The Republic of Ireland is set to decriminalise small amounts of drugs found on people by their police, the Gardai. Last week the Irish newspaper The Journal reported that Irish drugs minister Aodhan Ó Ríordáin said in a speech to the London School of Economics that, “I am in favour of a decriminalisation model, but it must be one that suits the Irish context and be evidence based.”
This follows a group of senior officials meeting in August. According to The Journal, “In August, a ‘think tank’ meeting of front-line agencies and health service workers convened by the Dublin TD found a wide consensus that drugs should be decriminalised across the board.”
This would follow the so-called Portuguese model where people are treated for their addiction rather than punished. The Journal reported, “Recent figures show there are three overdose deaths per 1,000,000 citizens in Portugal. In Ireland, figures from 2012 put the number of overdose deaths at over 70 per 1,000,000 of the population.”
UK followed Ireland
The current harm rates of 70 per million in Ireland are under one of the toughest anti drug regimes in the world, with a law that basically states that unless it is medically prescribed, coffee, cigarettes or alcohol, you could be arrested for using it.
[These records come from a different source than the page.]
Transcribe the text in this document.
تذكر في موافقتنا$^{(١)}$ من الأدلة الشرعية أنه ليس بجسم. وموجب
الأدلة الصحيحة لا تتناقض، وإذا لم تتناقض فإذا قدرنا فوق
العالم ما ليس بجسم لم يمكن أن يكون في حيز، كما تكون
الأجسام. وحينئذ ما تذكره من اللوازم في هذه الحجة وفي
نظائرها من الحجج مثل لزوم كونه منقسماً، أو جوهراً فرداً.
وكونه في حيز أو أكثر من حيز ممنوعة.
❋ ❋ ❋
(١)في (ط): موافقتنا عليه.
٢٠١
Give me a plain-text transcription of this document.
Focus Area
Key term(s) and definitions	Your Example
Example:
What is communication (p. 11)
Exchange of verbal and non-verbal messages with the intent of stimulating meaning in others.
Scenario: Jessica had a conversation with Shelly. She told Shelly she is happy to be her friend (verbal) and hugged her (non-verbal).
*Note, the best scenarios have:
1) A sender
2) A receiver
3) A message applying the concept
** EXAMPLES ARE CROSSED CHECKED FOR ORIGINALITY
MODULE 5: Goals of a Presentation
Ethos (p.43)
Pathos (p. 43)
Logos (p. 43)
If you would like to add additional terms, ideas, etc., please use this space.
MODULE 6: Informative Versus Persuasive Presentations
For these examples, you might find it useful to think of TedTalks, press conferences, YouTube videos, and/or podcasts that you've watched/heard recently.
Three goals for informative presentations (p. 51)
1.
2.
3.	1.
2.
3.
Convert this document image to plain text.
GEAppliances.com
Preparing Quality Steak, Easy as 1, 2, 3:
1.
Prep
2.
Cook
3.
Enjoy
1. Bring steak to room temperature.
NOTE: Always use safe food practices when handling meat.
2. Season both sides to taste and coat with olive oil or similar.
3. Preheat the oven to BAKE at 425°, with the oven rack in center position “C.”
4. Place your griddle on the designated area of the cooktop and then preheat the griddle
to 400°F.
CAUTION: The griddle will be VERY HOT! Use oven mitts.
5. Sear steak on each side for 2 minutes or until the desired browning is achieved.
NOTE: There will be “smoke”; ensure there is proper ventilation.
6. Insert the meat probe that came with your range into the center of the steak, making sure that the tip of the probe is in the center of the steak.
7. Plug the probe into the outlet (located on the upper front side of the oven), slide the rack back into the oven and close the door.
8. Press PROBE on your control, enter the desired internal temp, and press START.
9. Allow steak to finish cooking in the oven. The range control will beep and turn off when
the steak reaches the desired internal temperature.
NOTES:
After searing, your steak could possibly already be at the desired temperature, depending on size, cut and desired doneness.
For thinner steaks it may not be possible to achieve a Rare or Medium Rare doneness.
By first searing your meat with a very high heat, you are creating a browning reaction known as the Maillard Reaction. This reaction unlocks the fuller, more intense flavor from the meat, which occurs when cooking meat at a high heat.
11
The UK is pushing through a new law that apes the old Irish policy. The Psychoactive Substances Bill will only allow people to use substances that are named in the new law. According to the BBC, “The Psychoactive Substances Bill, which follows similar legislation in Ireland, introduces a blanket ban on the production, distribution, sale and supply of legal highs.”
It seems that the UK is taking an ever tougher stance even as the very country it points to as a success is looking at a new way of tackling drug use because its own policy has failed. Many European countries are taking a soft stance on recreational drug use, as they realise that throwing people in prison just doesn’t work. Across the Atlantic it was announced last week that Canada would be taking steps to legalise cannabis use. The UK indeed seems to be behind even the US, that once led the world in the ‘War on Drugs’ yet is now sliding towards decriminalisation or even legalisation of psychoactive substances in many states.
During the Rugby World Cup, a joke slipped out when for the first time in the Cup’s history an England team didn’t get out of the first round. “An Englishman walked into a pub. At this point a joke would say that there was a Scotsman, Welshman and an Irishman in there but they were all playing rugby unlike the Englishman.” Where the joke usually stands up the Irishman the Englishman is the brunt of this one. The same idea could be applied to our drugs policy – it certainly seems that the UK government is behind the curve with drugs laws and is fighting an outdated, ideological battle against a war that has been won in many cases by common sense.